Wed, January 26, 2022
7:00 PM
7 pm EST - Winston-Salem, NC

Joy Harjo, U.S Poet Laureate and renowned performer and writer of the Muscogee (Creek) Nation to host public poetry performance at WFU.

Joy Harjo will be visiting Wake Forest University to facilitate a 3-Day Student Writing Workshop and lead an evening poetry reading that is open to the public. This public performance will be on January 26, 2022 at 7 PM in Wait Chapel. Following her performance, Joy Harjo will be hosting a book signing.

Admission is free, but registration is required. This event is free and open to the public. To register, visit: https://www.eventbrite.com/e/p...

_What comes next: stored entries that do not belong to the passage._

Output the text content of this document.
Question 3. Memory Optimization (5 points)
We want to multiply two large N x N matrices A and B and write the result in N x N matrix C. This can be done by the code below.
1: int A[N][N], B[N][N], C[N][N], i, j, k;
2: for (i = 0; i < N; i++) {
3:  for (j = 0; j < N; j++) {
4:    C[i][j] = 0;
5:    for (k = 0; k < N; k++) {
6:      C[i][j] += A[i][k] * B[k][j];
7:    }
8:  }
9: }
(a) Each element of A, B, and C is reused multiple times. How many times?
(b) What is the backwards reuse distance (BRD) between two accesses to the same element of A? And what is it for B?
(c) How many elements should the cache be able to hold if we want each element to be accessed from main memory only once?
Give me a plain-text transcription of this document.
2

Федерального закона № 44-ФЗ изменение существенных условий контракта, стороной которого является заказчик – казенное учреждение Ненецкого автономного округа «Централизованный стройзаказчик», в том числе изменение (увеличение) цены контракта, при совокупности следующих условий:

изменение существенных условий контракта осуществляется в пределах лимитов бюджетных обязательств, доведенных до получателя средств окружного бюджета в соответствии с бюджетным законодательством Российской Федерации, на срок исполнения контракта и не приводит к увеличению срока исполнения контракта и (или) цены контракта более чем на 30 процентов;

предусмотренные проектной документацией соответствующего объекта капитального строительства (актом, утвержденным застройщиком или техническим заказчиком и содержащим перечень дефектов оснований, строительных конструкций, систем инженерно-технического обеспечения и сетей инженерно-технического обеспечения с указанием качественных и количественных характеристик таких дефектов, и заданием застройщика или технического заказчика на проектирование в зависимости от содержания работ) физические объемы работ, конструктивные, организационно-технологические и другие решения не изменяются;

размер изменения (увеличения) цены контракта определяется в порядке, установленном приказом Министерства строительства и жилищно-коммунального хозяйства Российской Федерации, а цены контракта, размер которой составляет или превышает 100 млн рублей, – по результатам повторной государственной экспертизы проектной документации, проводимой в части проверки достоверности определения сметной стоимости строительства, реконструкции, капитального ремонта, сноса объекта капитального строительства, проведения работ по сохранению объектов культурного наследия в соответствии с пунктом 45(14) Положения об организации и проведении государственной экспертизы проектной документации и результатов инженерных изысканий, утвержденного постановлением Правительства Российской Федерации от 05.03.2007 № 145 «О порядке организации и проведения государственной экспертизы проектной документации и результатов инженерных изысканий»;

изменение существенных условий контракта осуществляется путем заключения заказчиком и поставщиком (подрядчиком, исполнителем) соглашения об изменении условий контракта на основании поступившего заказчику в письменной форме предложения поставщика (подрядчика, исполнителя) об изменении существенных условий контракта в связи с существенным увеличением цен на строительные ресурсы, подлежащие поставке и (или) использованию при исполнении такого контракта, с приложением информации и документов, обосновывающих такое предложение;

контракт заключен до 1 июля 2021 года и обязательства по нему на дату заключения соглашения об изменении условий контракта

Event date and details are subject to change, including cancellation. Public health protocols will be enforced. Masks are required for all attendees.This event is sponsored by the following Wake Forest University partners: Office of Sustainability, Department for Religious Studies, Intercultural Center, Center for Energy, Environment, and Sustainability, SAF, Humanities Institute, English Department, Social Science Research Seminar, Provost's Fund for Academic Excellence, the Environmental Program and The Program for Leadership & Character.

About this event

In 2019, Joy Harjo was appointed the 23rd United States Poet Laureate, the first Native American to hold the position and only the second person to serve three terms in the role. Harjo’s nine books of poetry include An American Sunrise, Conflict Resolution for Holy Beings, How We Became Human: New and Selected Poems, and She Had Some Horses. She is also the author of two memoirs, Crazy Brave and Poet Warrior, which invites us to travel along the heartaches, losses, and humble realizations of her “poet-warrior” road. She has edited several anthologies of Native American writing including When the Light of the World was Subdued, Our Songs Came Through — A Norton Anthology of Native Nations Poetry, and Living Nations, Living Words, the companion anthology to her signature poet laureate project. Her many writing awards include the 2019 Jackson Prize from the Poetry Society of America, the Ruth Lilly Prize from the Poetry Foundation, the 2015 Wallace Stevens Award from the Academy of American Poets, and the William Carlos Williams Award from the Poetry Society of America. She is a chancellor of the Academy of American Poets, Board of Directors Chair of the Native Arts & Cultures Foundation, and holds a Tulsa Artist Fellowship. A renowned musician, Harjo performs with her saxophone nationally and internationally; her most recent album is I Pray For My Enemies. She lives in Tulsa, Oklahoma.